How sad that the "way it is" tonight is that Walter Cronkite is no longer with us. Even sadder that he didn't make it three more days so he could have appreciated just how much we appreciated him all over again as we talked about the 40th anniversary of the Apollo 11 moon landing and how he was our worldwide tour guide.

In 2003, when I was Chairman/CEO of the Academy of Television Arts & Sciences I had the rare honor of being able to introduce Walter Cronkite on the "live" primetime telecast. Everyone knew who he was -- that wasn't my job -- we brought him out by remembering his great work as a war correspondent and tying it in with the death of David Bloom. It went like this:

...I’m talking about the most personal news coverage ever seen during the Iraq war.

For the first time, on a mass scale, reporters – many of them TV reporters – were embedded with combat units, travelling with the soldiers, facing the same dangers, and reporting back home, often in real time, over satellites. We lost some of our own, too, including NBC’s David Bloom.

It was the immediacy of the TV pictures that made news by covering news.
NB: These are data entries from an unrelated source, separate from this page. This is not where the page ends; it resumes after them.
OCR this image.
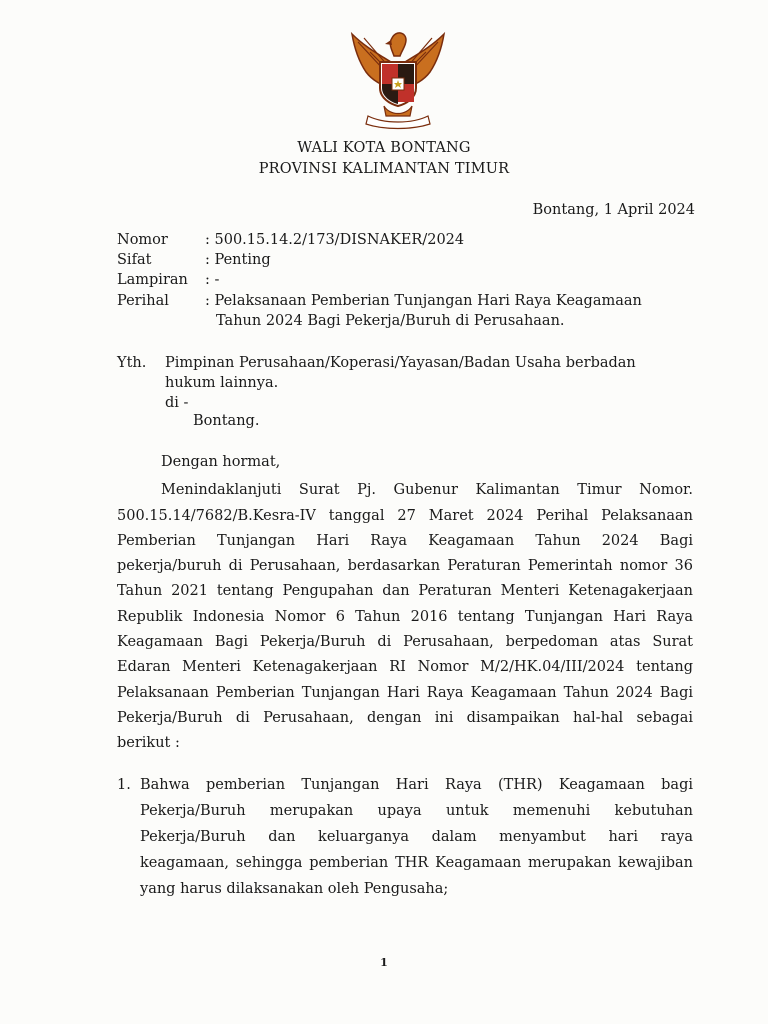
WALI KOTA BONTANG
PROVINSI KALIMANTAN TIMUR
Bontang, 1 April 2024
Nomor	: 500.15.14.2/173/DISNAKER/2024
Sifat	: Penting
Lampiran	: -
Perihal	: Pelaksanaan Pemberian Tunjangan Hari Raya Keagamaan
Tahun 2024 Bagi Pekerja/Buruh di Perusahaan.
Yth. Pimpinan Perusahaan/Koperasi/Yayasan/Badan Usaha berbadan
hukum lainnya.
di -
Bontang.
Dengan hormat,
Menindaklanjuti Surat Pj. Gubenur Kalimantan Timur Nomor.
500.15.14/7682/B.Kesra-IV tanggal 27 Maret 2024 Perihal Pelaksanaan
Pemberian Tunjangan Hari Raya Keagamaan Tahun 2024 Bagi
pekerja/buruh di Perusahaan, berdasarkan Peraturan Pemerintah nomor 36
Tahun 2021 tentang Pengupahan dan Peraturan Menteri Ketenagakerjaan
Republik Indonesia Nomor 6 Tahun 2016 tentang Tunjangan Hari Raya
Keagamaan Bagi Pekerja/Buruh di Perusahaan, berpedoman atas Surat
Edaran Menteri Ketenagakerjaan RI Nomor M/2/HK.04/III/2024 tentang
Pelaksanaan Pemberian Tunjangan Hari Raya Keagamaan Tahun 2024 Bagi
Pekerja/Buruh di Perusahaan, dengan ini disampaikan hal-hal sebagai
berikut :
1. Bahwa pemberian Tunjangan Hari Raya (THR) Keagamaan bagi
Pekerja/Buruh merupakan upaya untuk memenuhi kebutuhan
Pekerja/Buruh dan keluarganya dalam menyambut hari raya
keagamaan, sehingga pemberian THR Keagamaan merupakan kewajiban
yang harus dilaksanakan oleh Pengusaha;
1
But there have been other brave reporters over the years, sending their coverage from the front lines to the home front, but none of them have been as distinguished through their careers in television as our next guest.

Ladies and gentlemen, please help me welcome one of America’s original embedded reporters going back to World War II – Mister Walter Cronkite!

I'm still blown away that I got to make that introduction to so famous a man as Walter Cronkite. He was 86 years old that year, frail, and his voice faltered a bit from what it had been in its prime, but he walked out there strong, made his speech and every single person in the audience paid rapt attention. It was Walter Cronkite and he had earned that level of respect from everybody there.

So we're sorry to see Walter go... He had a great life. He made ours better. He was so infinitely cool, even to the end.